Polynomial rings - GCD

Let $f(x) = 2x^3 + 2x^2 -x -1$

and let $g(x) = 2x^4 - x^2$

Find a(x) and b(x) such that

d(x) = a(x)f(x) + b(x)g(x)

where d(x) is the greatest common divisor of f(x) and g(x).
December 25th 2012, 08:00 PM
Deveno

Re: Polynomial rings - GCD

over what ring?
December 25th 2012, 09:08 PM
Bernhard

Re: Polynomial rings - GCD

My apologies!

The polynomials are over Q

Peter
December 25th 2012, 09:27 PM
ibdutt

Re: Polynomial rings - GCD

f(x) = (2x^2 – 1 )(x+1)
g(x) = x^2(2x^2 – 1 )
GCD of f(x) and g(x) is ( 2x^2 – 1 ) so d(x) = ( 2x^2 – 1 )
Now it is given that d(x) = a(x) f(x) + b(x) g(x)
So we get: ( 2x^2 – 1 ) = (2x^2 – 1 )(x+1) a(x) + b(x) x^2(2x^2 – 1 )
Dividing throughout by (2x^2 – 1 ) we get
1 = (x+1) a(x) + b(x) x^2 OR (x+1) a(x) + b(x) x^2 = 1
By observation we can see that equation will be true only if a(x) = 1 and b(x) = -1/x
Verification: LHS = (x+1) a(x) + b(x) x^2 = (x+1) ( 1 ) + (- 1/x ) x^2 = x + 1 – x = 1 = RHS
December 25th 2012, 09:59 PM
Deveno

Re: Polynomial rings - GCD

well Q[x] is euclidean. that's the key.

since g(x) has greater degree, we will divide g(x) by f(x), and keep track of our remainders.

so our first step is:

g(x) = q(x)(f(x)) + r(x) ,where deg(r) < deg(f) or r = 0. our first guess will be q(x) = x.

to find r(x) we simply subtract g(x) - x(f(x)) = 2x⁴ - x² - x(2x³ + 2x² - x - 1) = 2x⁴ - x² - 2x⁴ - 2x³ + x² + x

= -2x³ + x. this has the same degree as f, so our next step is guess q(x) = x - 1 (using a bigger coefficient of x won't help, so we go "the next power down").

r(x) = g(x) - q(x)f(x) = 2x⁴ - x² - (x - 1)(2x³ + 2x² - x - 1) = 2x⁴ - x² - 2x⁴ + 3x² - 1 = 2x² - 1

now we have a proper remainder r(x).

to continue, we do the same process with f(x) and r(x). again, we'll try q'(x) = x as our first guess.

r'(x) = f(x) - x(r(x)) = 2x³ + 2x² - x - 1 - x(2x² - 1) = 2x³ +2x² - x - 1 - 2x³ + x = 2x² - 1.
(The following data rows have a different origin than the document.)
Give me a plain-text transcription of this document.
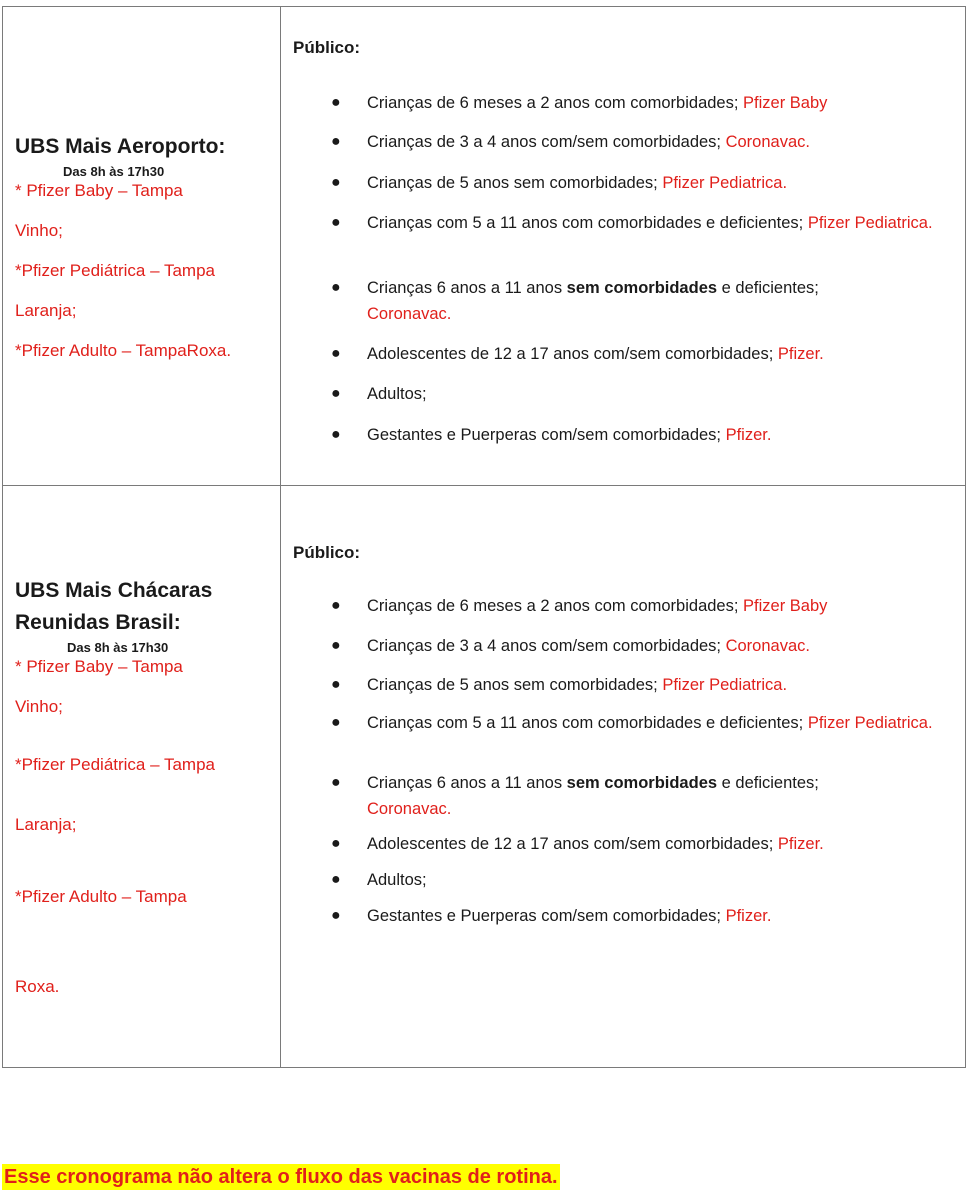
UBS Mais Aeroporto:
Das 8h às 17h30
* Pfizer Baby – Tampa
Vinho;
*Pfizer Pediátrica – Tampa
Laranja;
*Pfizer Adulto – TampaRoxa.
Público:
● Crianças de 6 meses a 2 anos com comorbidades; Pfizer Baby
● Crianças de 3 a 4 anos com/sem comorbidades; Coronavac.
● Crianças de 5 anos sem comorbidades; Pfizer Pediatrica.
● Crianças com 5 a 11 anos com comorbidades e deficientes; Pfizer Pediatrica.
● Crianças 6 anos a 11 anos sem comorbidades e deficientes;
Coronavac.
● Adolescentes de 12 a 17 anos com/sem comorbidades; Pfizer.
● Adultos;
● Gestantes e Puerperas com/sem comorbidades; Pfizer.
UBS Mais Chácaras
Reunidas Brasil:
Das 8h às 17h30
* Pfizer Baby – Tampa
Vinho;
*Pfizer Pediátrica – Tampa
Laranja;
*Pfizer Adulto – Tampa
Roxa.
Público:
● Crianças de 6 meses a 2 anos com comorbidades; Pfizer Baby
● Crianças de 3 a 4 anos com/sem comorbidades; Coronavac.
● Crianças de 5 anos sem comorbidades; Pfizer Pediatrica.
● Crianças com 5 a 11 anos com comorbidades e deficientes; Pfizer Pediatrica.
● Crianças 6 anos a 11 anos sem comorbidades e deficientes;
Coronavac.
● Adolescentes de 12 a 17 anos com/sem comorbidades; Pfizer.
● Adultos;
● Gestantes e Puerperas com/sem comorbidades; Pfizer.
Esse cronograma não altera o fluxo das vacinas de rotina.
obviously, this won't do, since deg(r') = deg(r), so we try q'(x) = x + 1.

then r'(x) = f(x) - q'(x)r(x) = 2x³ +2x² - x - 1 - (x + 1)(2x² - 1) = 2x³ +2x² - x - 1 - 2x³ - 2x² + x + 1 = 0

"back up one step", we find that gcd(g(x),f(x)) = gcd(f(x),r(x)) = r(x) (since r(x)|f(x)).
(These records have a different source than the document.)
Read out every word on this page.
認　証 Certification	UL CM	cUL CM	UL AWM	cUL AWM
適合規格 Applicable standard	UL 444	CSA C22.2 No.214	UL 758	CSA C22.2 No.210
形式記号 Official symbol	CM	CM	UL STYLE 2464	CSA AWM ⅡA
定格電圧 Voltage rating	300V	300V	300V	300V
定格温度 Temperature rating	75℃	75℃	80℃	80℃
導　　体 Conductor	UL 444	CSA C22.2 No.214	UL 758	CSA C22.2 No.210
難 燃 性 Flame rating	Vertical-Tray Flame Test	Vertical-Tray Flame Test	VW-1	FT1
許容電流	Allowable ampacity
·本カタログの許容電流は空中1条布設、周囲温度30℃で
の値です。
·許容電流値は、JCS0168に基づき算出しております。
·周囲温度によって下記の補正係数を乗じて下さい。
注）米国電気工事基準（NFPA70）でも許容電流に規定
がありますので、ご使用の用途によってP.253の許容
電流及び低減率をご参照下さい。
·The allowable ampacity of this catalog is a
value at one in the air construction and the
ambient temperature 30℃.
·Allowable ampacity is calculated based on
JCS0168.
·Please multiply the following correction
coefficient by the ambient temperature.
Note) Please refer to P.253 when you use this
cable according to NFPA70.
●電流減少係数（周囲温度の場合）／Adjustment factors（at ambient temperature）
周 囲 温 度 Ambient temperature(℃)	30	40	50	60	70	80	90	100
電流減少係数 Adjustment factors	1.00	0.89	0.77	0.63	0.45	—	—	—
hence gcd(g(x),f(x)) = 2x² - 1. you may (if you wish) verify that 2x² - 1 does indeed divide both f(x) and g(x).

now we already have the means to find a(x) and b(x).
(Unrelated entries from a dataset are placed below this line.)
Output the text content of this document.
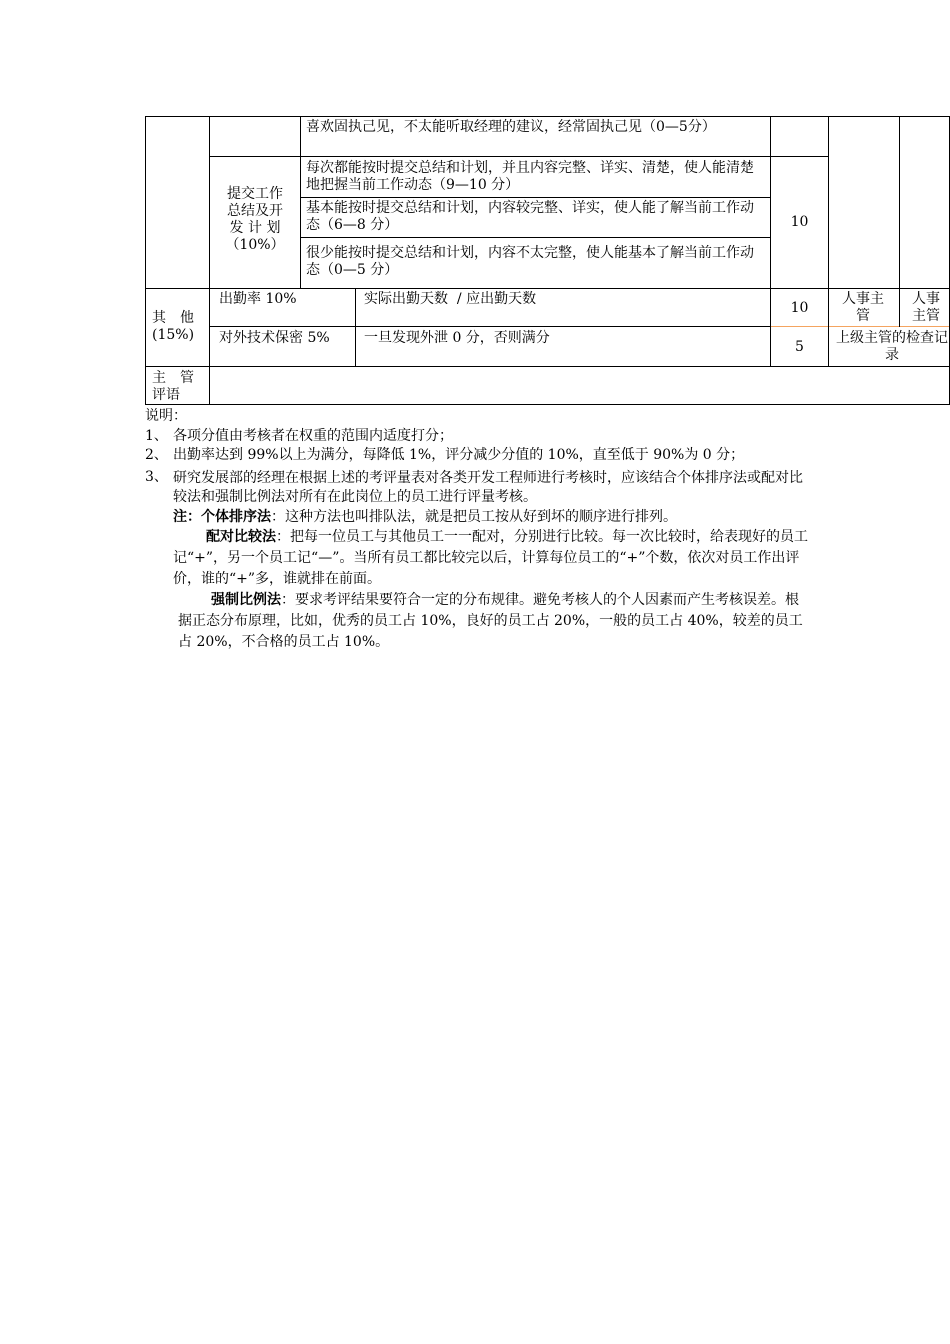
喜欢固执己见，不太能听取经理的建议，经常固执己见（0—5分）
提交工作
总结及开
发 计 划
（10%）
每次都能按时提交总结和计划，并且内容完整、详实、清楚，使人能清楚地把握当前工作动态（9—10 分）
基本能按时提交总结和计划，内容较完整、详实，使人能了解当前工作动态（6—8 分）
很少能按时提交总结和计划，内容不太完整，使人能基本了解当前工作动态（0—5 分）
10
其　他
(15%)
出勤率 10%	实际出勤天数  / 应出勤天数
10
人事主管
人事主管
对外技术保密 5% 一旦发现外泄 0 分，否则满分
5
上级主管的检查记录
主　管
评语
说明：
1、 各项分值由考核者在权重的范围内适度打分；
2、 出勤率达到 99%以上为满分，每降低 1%，评分减少分值的 10%，直至低于 90%为 0 分；
3、 研究发展部的经理在根据上述的考评量表对各类开发工程师进行考核时，应该结合个体排序法或配对比较法和强制比例法对所有在此岗位上的员工进行评量考核。
注：个体排序法：这种方法也叫排队法，就是把员工按从好到坏的顺序进行排列。
配对比较法：把每一位员工与其他员工一一配对，分别进行比较。每一次比较时，给表现好的员工记“+”，另一个员工记“—”。当所有员工都比较完以后，计算每位员工的“+”个数，依次对员工作出评价，谁的“+”多，谁就排在前面。
强制比例法：要求考评结果要符合一定的分布规律。避免考核人的个人因素而产生考核误差。根据正态分布原理，比如，优秀的员工占 10%，良好的员工占 20%，一般的员工占 40%，较差的员工占 20%，不合格的员工占 10%。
note that r(x) = 2x² - 1 = g(x) - (x - 1)f(x), so a(x) = -x + 1, and b(x) = 1.

in other words, to find the gcd of two polynomials over a field, we proceed exactly like we find the gcd of two integers, "by long division".

reversing the division process lets us express every remainder in terms of previous remainders, and thus ultimately in terms of f and g.
December 25th 2012, 10:00 PM
Deveno

Re: Polynomial rings - GCD

Quote:

Originally Posted by ibdutt

f(x) = (2x^2 – 1 )(x+1)
g(x) = x^2(2x^2 – 1 )
GCD of f(x) and g(x) is ( 2x^2 – 1 ) so d(x) = ( 2x^2 – 1 )
Now it is given that d(x) = a(x) f(x) + b(x) g(x)
So we get: ( 2x^2 – 1 ) = (2x^2 – 1 )(x+1) a(x) + b(x) x^2(2x^2 – 1 )
Dividing throughout by (2x^2 – 1 ) we get
1 = (x+1) a(x) + b(x) x^2 OR (x+1) a(x) + b(x) x^2 = 1
By observation we can see that equation will be true only if a(x) = 1 and b(x) = -1/x
Verification: LHS = (x+1) a(x) + b(x) x^2 = (x+1) ( 1 ) + (- 1/x ) x^2 = x + 1 – x = 1 = RHS

-1/x is NOT a polynomial.
December 25th 2012, 10:07 PM
Bernhard

Re: Polynomial rings - GCD

Thanks.

Will now work through this post.

I was looking for a general approach and the theory behind it so thanks again!

Peter